La statue qui porte le nom de Marcellus n’est pas d’une authenticité bien démontrée ; elle convient du moins admirablement au destructeur de Syracuse. Elle frappe par une simplicité tranquille, une fermeté sans effort, une attitude aisée et souveraine. Ce peut bien être l’image du Romain sans colère et sans pitié qui ordonna d’épargner Archimède, et livra au pillage la plus grande et la plus magnifique cité de la Sicile, qui pleura sur le désastre de Carthage et châtia si sévèrement les Carthaginois de leur résistance. Si ce n’est pas Marcellus, c’est certainement, comme le dit M. Emile Braun[2], un Romain de la vieille étoffe, — von aechtem Schrot und Korn. Ce Romain, quel qu’il soit, est assis dans la salle du musée Capitolin qu’on appelle la Salle des Philosophes parce qu’elle contient les portraits, souvent fort douteux, des principaux philosophes et des plus célèbres poètes de l’antiquité. Entouré de ces hommes de la pensée et de l’imagination, Grecs pour la plupart, le Romain, homme d’action, les regarde avec la supériorité calme de la force ; il semble se dire, dans son impassible orgueil, que la philosophie, la poésie, l’éloquence de la Grèce sont de faibles armes contre l’énergie dominatrice du peuple romain.

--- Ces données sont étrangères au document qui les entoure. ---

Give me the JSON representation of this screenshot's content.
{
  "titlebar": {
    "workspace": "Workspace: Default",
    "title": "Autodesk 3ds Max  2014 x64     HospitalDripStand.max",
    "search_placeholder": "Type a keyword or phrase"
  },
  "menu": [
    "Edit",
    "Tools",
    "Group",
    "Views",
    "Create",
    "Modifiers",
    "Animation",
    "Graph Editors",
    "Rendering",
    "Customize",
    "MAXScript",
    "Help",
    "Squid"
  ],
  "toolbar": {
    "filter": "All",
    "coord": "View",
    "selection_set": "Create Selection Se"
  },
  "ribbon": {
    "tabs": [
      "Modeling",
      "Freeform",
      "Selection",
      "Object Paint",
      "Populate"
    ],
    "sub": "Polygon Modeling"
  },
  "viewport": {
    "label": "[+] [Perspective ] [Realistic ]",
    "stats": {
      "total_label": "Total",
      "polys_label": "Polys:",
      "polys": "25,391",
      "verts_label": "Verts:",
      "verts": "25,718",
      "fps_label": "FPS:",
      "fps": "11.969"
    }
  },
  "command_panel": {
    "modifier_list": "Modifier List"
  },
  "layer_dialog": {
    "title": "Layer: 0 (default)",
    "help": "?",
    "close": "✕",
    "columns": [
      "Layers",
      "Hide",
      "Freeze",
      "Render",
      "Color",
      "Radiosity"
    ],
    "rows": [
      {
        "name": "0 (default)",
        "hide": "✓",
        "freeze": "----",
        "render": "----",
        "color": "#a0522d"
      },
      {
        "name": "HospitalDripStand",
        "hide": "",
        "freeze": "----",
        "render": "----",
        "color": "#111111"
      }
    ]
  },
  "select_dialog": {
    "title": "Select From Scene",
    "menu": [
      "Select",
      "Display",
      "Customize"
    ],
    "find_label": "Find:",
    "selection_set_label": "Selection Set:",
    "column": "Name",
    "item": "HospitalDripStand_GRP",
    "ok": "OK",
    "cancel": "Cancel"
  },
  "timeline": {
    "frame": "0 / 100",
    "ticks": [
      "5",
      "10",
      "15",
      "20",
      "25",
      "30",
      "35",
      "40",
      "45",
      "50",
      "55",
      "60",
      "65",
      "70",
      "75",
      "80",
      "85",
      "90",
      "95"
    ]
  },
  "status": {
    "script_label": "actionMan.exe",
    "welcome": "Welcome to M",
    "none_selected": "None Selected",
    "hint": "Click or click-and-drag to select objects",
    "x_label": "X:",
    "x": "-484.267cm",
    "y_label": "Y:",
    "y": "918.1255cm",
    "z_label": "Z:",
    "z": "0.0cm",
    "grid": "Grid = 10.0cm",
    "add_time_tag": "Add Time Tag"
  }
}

Pour Scipion l’Africain, l’authenticité de ses bustes est certaine ; on les reconnaît tout d’abord à une cicatrice au-dessus du front. Bien des Romains devaient avoir de pareilles cicatrices, et d’ordinaire on n’a pas songé à les reproduire : être blessé en combattant était chose trop naturelle pour que le sculpteur tint compte d’un pareil accident ; mais Scipion, à dix-sept ans, avait reçu vingt-sept blessures en défendant son père. Peut-être en a-t-on indiqué que pour rappeler les autres, par un respect particulier pour la piété filiale, cette vertu plus honorée par les Romains, s’il est possible, que le courage. Ce buste, sévère et bien romain, est de ceux qui pour moi n’expriment pas complètement le caractère de l’homme qu’ils représentent. Je reconnais le général énergique et résolu comme étaient tous les généraux romains ; mais où est le coup d’œil inspiré du vainqueur de Zama ? Où est le rayonnement superbe du front de ce mortel extraordinaire qui à Rome se mettait au-dessus des lois de Rome, et répondait à une accusation de péculat en rompant l’audience et en entraînant ses juges avec la foule au Capitole pour aller y remercier les dieux de son triomphe ? où est surtout le génie mystique, peut-être à la fois sincère et habile, de cet étonnant Romain qui passait plusieurs heures seul dans le temple à s’entretenir avec Jupiter, dont quelques-uns le croyaient le fils ? Je cherche tout cela, et je ne vois qu’un front intelligent, un visage plein, une mâchoire forte, beaucoup d’énergie et de puissance, rien d’héroïque et de divin. Je crois que le sculpteur n’a pas compris tout ce qu’il devait y avoir de singulier et presque de surnaturel dans l’expression du visage de Scipion, et que celui-ci a un portrait plus ressemblant dans l’histoire et dans notre pensée que dans son buste.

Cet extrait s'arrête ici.